Auditor-General lists a litany of issues in 1MDB

PETALING JAYA: Poor corporate governance and internal controls within troubled 1MDB led to instances where management action and board decisions were not organised properly, said the Auditor-General in its executive summary of the 1MDB audit report.

In its report, the Auditor-General said that 1MDB’s rationalisation plan – assuming there are no new loans after October 2015 – estimated that RM42.26bil was needed to pay the principal and interest that will be due between November 2015 and May 2039.

Those failures were among a litany of issues pointed out by the Auditor-General in its report dated May 15, 2018.

It said 1MDB needs to set a very large fund to pay off its high commitments that amounted to RM4.88bil in 2016, RM14.74bil in 2023 and RM5.14bil in 2039.

1MDB also needs a minimum of RM1.52bil every year from November 2015 to May 2024 to pay back its loans.

From 2016 to 2023, the borrowing cost that is borne by 1MDB is RM9.08bil.

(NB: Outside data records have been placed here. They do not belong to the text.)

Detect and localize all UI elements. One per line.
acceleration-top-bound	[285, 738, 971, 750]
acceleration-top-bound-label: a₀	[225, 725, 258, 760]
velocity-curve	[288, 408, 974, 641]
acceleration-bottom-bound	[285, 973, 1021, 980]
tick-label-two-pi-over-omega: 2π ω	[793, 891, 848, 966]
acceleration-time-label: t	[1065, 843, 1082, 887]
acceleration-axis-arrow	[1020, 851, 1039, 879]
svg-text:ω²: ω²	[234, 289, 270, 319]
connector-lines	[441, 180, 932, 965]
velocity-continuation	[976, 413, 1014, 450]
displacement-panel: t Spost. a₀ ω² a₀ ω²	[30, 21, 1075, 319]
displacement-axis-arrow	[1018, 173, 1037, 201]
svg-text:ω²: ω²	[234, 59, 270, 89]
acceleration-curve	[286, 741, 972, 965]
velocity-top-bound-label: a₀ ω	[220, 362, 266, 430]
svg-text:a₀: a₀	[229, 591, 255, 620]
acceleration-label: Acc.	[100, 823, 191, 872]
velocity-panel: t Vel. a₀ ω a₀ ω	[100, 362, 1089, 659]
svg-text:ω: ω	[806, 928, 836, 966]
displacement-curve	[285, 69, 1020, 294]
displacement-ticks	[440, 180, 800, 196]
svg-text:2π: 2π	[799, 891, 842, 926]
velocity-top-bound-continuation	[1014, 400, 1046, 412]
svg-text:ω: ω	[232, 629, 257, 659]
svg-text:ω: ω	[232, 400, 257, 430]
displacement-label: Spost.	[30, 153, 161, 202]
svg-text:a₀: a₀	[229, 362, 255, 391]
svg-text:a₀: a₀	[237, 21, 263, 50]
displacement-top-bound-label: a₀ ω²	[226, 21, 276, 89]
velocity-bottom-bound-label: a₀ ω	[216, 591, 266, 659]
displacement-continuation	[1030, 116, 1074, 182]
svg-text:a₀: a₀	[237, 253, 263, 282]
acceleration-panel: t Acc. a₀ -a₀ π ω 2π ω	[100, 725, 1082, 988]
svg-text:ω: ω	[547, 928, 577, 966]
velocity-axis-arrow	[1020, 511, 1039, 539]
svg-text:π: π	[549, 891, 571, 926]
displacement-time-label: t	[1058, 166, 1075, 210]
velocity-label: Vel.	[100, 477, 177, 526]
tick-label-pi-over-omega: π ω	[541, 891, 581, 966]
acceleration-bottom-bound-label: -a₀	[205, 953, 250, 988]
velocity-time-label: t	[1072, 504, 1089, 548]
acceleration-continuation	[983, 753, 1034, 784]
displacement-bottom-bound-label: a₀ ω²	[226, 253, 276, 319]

The IMTN (Islamic Medium Term Notes) that was launched in 2009 and set to mature in 2039 will have a coupon rate of RM287.5mil per year.

The commitment of 1MDB to the IMTN from November 2015 till 2039 amounts to RM11.9bil, which is made out of RM5bil in principal and RM6.9bil in interest.

The remaining 1MDB loan is estimated to be RM28.21bil, whereas its assets amount to RM27.01bil.

The Auditor-General said that part of its land assets will have to be developed to grow its value and to give 1MDB a return in the future.

The report also said the cash flow analysis between 2010 and 2014 revealed that 1MDB generated only RM1mil in cash. The small amount in cashflow showed the instability of the company because it needed to borrow to pay for its activities.

Between 2010 and 2014, 1MDB obtained 17 loans with a nominal value of RM42.88bil and received RM39.17bil in cash.

However, the activities that was financed from borrowings did not generate sufficient cashflow to pay back those loans.

In the Auditor-General’s findings, the department concluded that the overall corporate best practices and controls within the 1MDB group were less than satisfactory.

In many instances, the management and decisions made by the chief executive officer of 1MDB were done in a disorganised manner. Some of these include:

> From 2009 to 2015, some important investment decisions on investments with high absolute values were made via the resolution of the board of 1MDB without proper discussions or deep analysis.

> A few of these investments were risky in nature, yet the decisions on them were made over a very short period of time. However, the chairman of the board of 1MDB had told the Public Accounts Committee on Jan 19, 2016, that discussions had been made before the green light was given via a resolution.

> In a few instances, the 1MDB management had presented information that was not complete nor accurate to the board of 1MDB before an important decision was made. Furthermore, they also took action without the board’s approval.

> There were also instances where the management of 1MDB gave information that was not accurate or was different to interested parties.

The management of 1MDB took action that was different or did not follow fully the decisions made by the board and stakeholders for a few investments.

> Lastly, the filing and records for 1MDB were not systematic and not satisfactory.